Diante das nossas desventuras (e as dos outros) procuremos ficar serenos e silentes, para  que possamos observar emocionalmente isentos o que está acontecendo. Quando interferirmos seja para acertar. A humanidade está precisando da ajuda dos homens e mulheres, que conservam lucidez e coerência e que, portanto, podem fazer algo.
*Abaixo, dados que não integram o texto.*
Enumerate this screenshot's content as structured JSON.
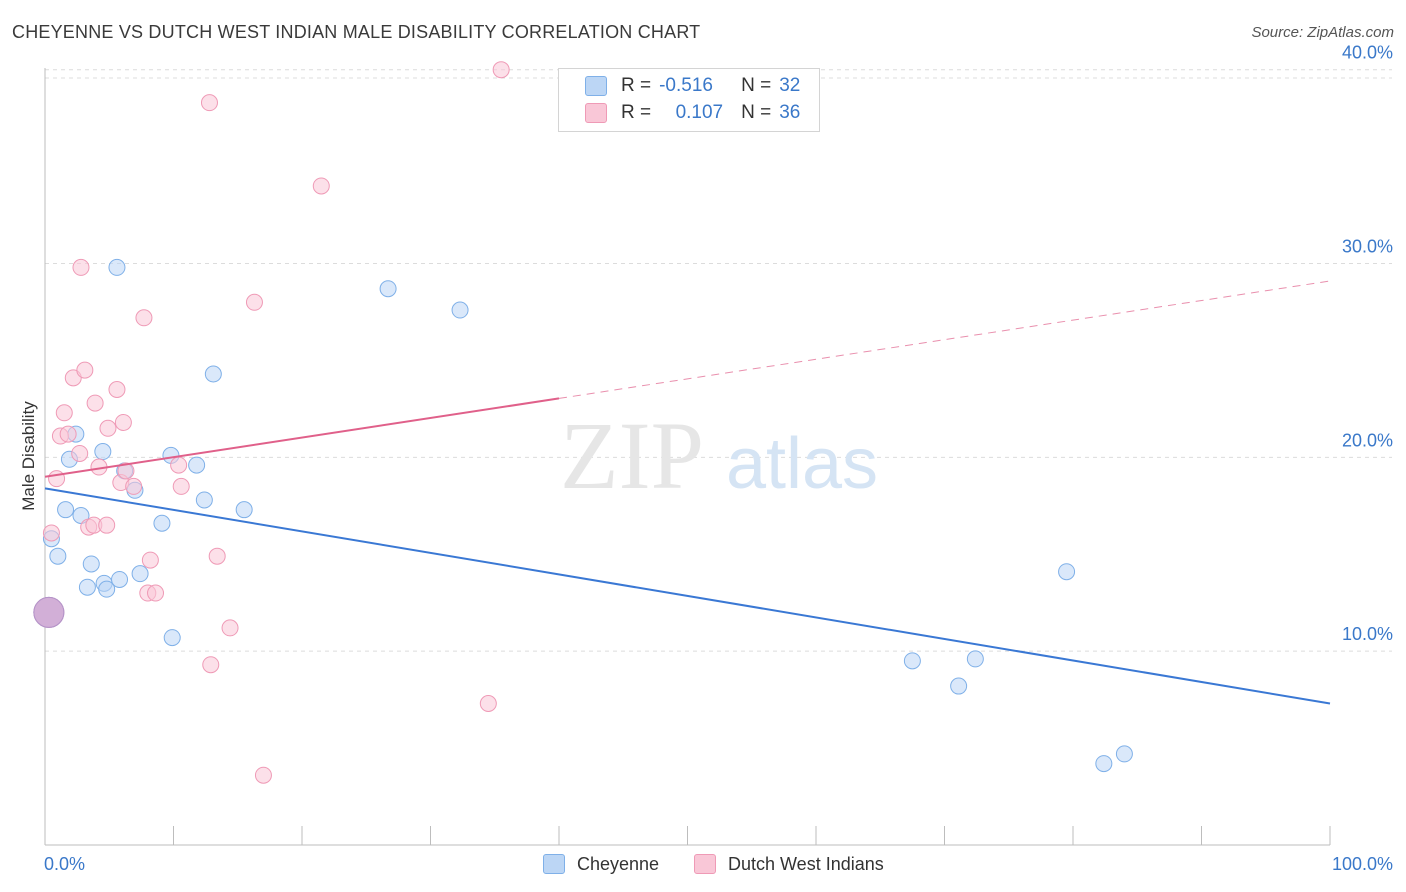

            Há um problema duradouro: perante uma dificuldade, uma desventura, envolvemo-nos emocionalmente, e não raro perdemos a capacidade de analisar a situação de uma forma isenta, lúcida e coerente. Isto marca o trilho das nossas vidas e condiciona-nos a uma esfera de acção pobre e instintiva, de que é difícil libertarmo-nos.
            Mas, justamente, o necessário é que, na nossa esfera pessoal e na esfera dos outros, sejamos capazes de adquirir uma necessária serenidade que não deve ser confundida com frieza ou indiferença.
            Ninguém questiona que a vida está repleta de dificuldades, desencantos e problemas. Um ideal de existência não existe e todos nós, mais certo ou mais tarde, nos deparamos com amargores, alguns terríveis e avassaladores, que assaltam sem aviso as nossas vidas. Também à nossa volta a perfeição não existe. Observamos problemas e dificuldades, infelicidades, doenças, mortes dramáticas, e um mundo que, longe de ser equilibrado, manifesta um total desrespeito pelo ser e pela própria vida, com misérias de toda a espécie, corrupção, guerras, fomes, padecimentos.
            É difícil manter a serenidade perante tudo isto. É difícil, também, manter o silêncio. Há sempre uma emoção que desponta e uma palavra que tem de ser dita, mas, as mais das vezes, é dita como manifestação de uma emoção que explode sem controlo face às circunstâncias. Não é bem que assim seja. Não é bom que a palavra dita e a acção praticada seja consequência directa de uma emoção mal gerida, dentro de nós, sendo expressão de uma reacção instintiva.
            Melhor será conseguir olhar. Pensar com serenidade. Ser capaz de observar os diferentes aspectos do problema. Ser capaz de interiorizar primeiro o acontecimento, e só depois actuar, intervir através da palavra ou da acção ponderadas.
            Aquilo que verdadeiramente distingue o homem é, justamente,  ser capaz da acção ponderada e não meramente instintiva, esta última só faz sentido perante um sinal de perigo ou de necessidade de sobrevivência. Em todos os outros casos, é benéfica a ponderação e a serenidade. Perante um  problema  grave e que influi negativamente na minha vida e na vida dos outros, fazer, primeiro a análise dos diferentes aspectos da questão (há sempre em tudo aspectos positivos e negativos) e agir depois.
Nestes casos, a resposta que vem do instinto é sobretudo uma resposta dominada pelo medo e que não é isenta. O medo tolda o raciocínio e a capacidade de acção. Também a emoção instintiva não é a melhor conselheira, domina a mente e perde-se um rasgo de acção consequente. Claro que o ideal é ser capaz de rapidamente raciocinar com isenção estabelecendo uma análise objectiva dos acontecimentos. E agir com uma  finalidade abrangente e não egoísta. Muitas vezes os problemas pessoais resolvem-se melhor se perspectivarmos uma finalidade ou objectivo mais abrangente que envolva outras e diferentes pessoas, do  que se nos detivermos na nossa vertente pessoal e egoísta de vida. Tudo no trilho da nossa vida deve, na medida do possível, procurar antever a uma objectivo e significado maiores. O que posso eu fazer pelos outros com a minha acção pessoal; ou como posso contribuir para a resolução do meu problema com vantagem também para outras pessoas. Esta dinâmica vivifica a vida, dá-lhe ânimo e brilho e torna tudo na existência mais suave e pleno de significado.
            O silêncio e a isenção (pessoais e em relação aos outros) não podem ser confundidos com indiferença ou indolência. Há toda uma voz que se ouve, numa mente capaz de, fazendo silêncio, posicionar-se no trilho da vida.




3. Senda

Conhecer-se a si mesmo é desiludir-se. Desiludir-se é progredir.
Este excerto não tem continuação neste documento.